Wong noted that the settlement comes as Amazon, the nation's second-largest private employer after Walmart, is on a hiring binge while facing organizing efforts at warehouses in Alabama and New York.

In November, the labor board ordered a new union election for Amazon workers in Bessemer, Alabama, based on objections to the first vote that took place in April. The move was a blow to Amazon, which spent about a year aggressively campaigning for the Bessemer warehouse workers to reject the union, which they ultimately did by a wide margin. The board had not yet determined the date for the second election, and it hasn't determined whether it will be conducted in person or by mail.

The campaign is being spearheaded by the Retail, Wholesale and Department Store Union.
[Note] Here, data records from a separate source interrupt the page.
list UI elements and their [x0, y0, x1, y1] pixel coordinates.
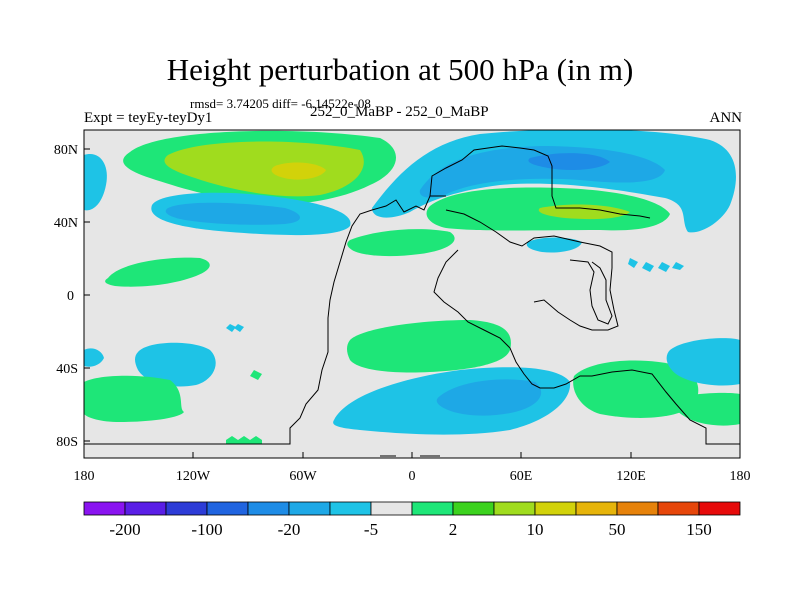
colorbar-box: [493, 501, 536, 516]
contour-lightblue-speckle-2: [642, 262, 654, 272]
colorbar-box: [452, 501, 495, 516]
contour-lightblue-sh-pacific: [135, 342, 216, 387]
colorbar-box: [329, 501, 372, 516]
colorbar-box: [698, 501, 741, 516]
x-tick-label: 120W: [176, 469, 211, 484]
experiment-label: Expt = teyEy-teyDy1: [84, 110, 213, 126]
x-tick-label: 0: [409, 469, 416, 484]
contour-blue-sh-edge: [84, 348, 104, 367]
x-tick-label: 180: [730, 469, 751, 484]
contour-lightblue-india: [526, 237, 582, 253]
colorbar-label: -100: [191, 520, 222, 539]
colorbar-label: -200: [109, 520, 140, 539]
colorbar-box: [534, 501, 577, 516]
colorbar-label: -5: [364, 520, 378, 539]
colorbar-label: 150: [686, 520, 712, 539]
contour-green-south-atlantic: [347, 320, 511, 373]
page-title: Height perturbation at 500 hPa (in m): [166, 52, 634, 87]
colorbar-box: [206, 501, 249, 516]
colorbar-box: [657, 501, 700, 516]
colorbar-box: [575, 501, 618, 516]
colorbar-box: [83, 501, 126, 516]
contour-lightblue-eurasia-trough: [372, 130, 736, 233]
contour-lightblue-speckle-4: [672, 262, 684, 270]
contour-green-southeast-edge: [674, 392, 740, 426]
colorbar-label: 2: [449, 520, 458, 539]
y-tick-label: 80N: [54, 143, 78, 158]
y-tick-label: 40S: [56, 362, 78, 377]
x-tick-label: 180: [74, 469, 95, 484]
contour-green-sh-speckle: [250, 370, 262, 380]
x-tick-label: 60W: [289, 469, 317, 484]
colorbar-box: [165, 501, 208, 516]
y-tick-label: 0: [67, 289, 74, 304]
x-tick-label: 60E: [510, 469, 533, 484]
axis-ticks: [83, 148, 741, 458]
continent-outline-asia-south: [445, 209, 619, 331]
stats-label: rmsd= 3.74205 diff= -6.14522e-08: [190, 96, 371, 111]
colorbar-label: 10: [527, 520, 544, 539]
contour-green-southwest-pacific: [573, 360, 699, 418]
colorbar-box: [370, 501, 413, 516]
contour-fills: [84, 130, 740, 444]
contour-green-sh-west: [84, 375, 184, 422]
contour-lightblue-speckle-3: [658, 262, 670, 272]
colorbar-labels: -200 -100 -20 -5 2 10 50 150: [109, 520, 711, 539]
colorbar-box: [411, 501, 454, 516]
contour-lightblue-speckle-1: [628, 258, 638, 268]
contour-lightblue-speckle-5: [226, 324, 236, 332]
contour-yellow-na-high: [271, 162, 326, 180]
contour-lightblue-speckle-6: [234, 324, 244, 332]
colorbar-box: [247, 501, 290, 516]
continent-outline-west: [84, 195, 446, 445]
colorbar-label: -20: [278, 520, 301, 539]
season-label: ANN: [709, 110, 743, 126]
continent-outline-africa: [433, 249, 740, 445]
contour-blue-na-low: [165, 202, 300, 225]
y-tick-label: 40N: [54, 216, 78, 231]
colorbar-box: [124, 501, 167, 516]
colorbar-box: [616, 501, 659, 516]
colorbar-box: [288, 501, 331, 516]
contour-yellowgreen-na-high: [164, 141, 364, 197]
contour-green-subtropical-pacific: [105, 257, 210, 287]
contour-blue-nw-edge: [84, 154, 107, 211]
continent-outline-north: [429, 145, 651, 219]
contour-green-subtropical-atlantic: [347, 229, 455, 257]
colorbar: [83, 501, 741, 516]
continent-outline-inner: [569, 259, 613, 325]
y-tick-label: 80S: [56, 435, 78, 450]
contour-green-antarctic-zigzag: [226, 436, 262, 444]
contour-blue-south-indian: [436, 379, 542, 416]
case-label: 252_0_MaBP - 252_0_MaBP: [310, 104, 489, 120]
x-tick-label: 120E: [616, 469, 646, 484]
contour-lightblue-southeast: [666, 338, 740, 386]
colorbar-label: 50: [609, 520, 626, 539]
Meanwhile, on Wednesday, the Amazon Labor Union, an independent group representing workers in New York's Staten Island borough, refiled its petition for a union election. The group of workers withdrew its first petition in mid-November to hold a vote to unionize after falling behind the adequate number of workers pledging support. Former Amazon employee Christian Smalls is organizing the effort in Staten Island without the help of a national sponsor.

The organizing drive is also happening during a moment of reckoning across Corporate America as the pandemic and ensuing labor shortage has given employees more leverage to fight for better working conditions and pay. Workers have staged strikes at Kellogg's U.S. cereal plants as well as at Deere & Co., to name a few.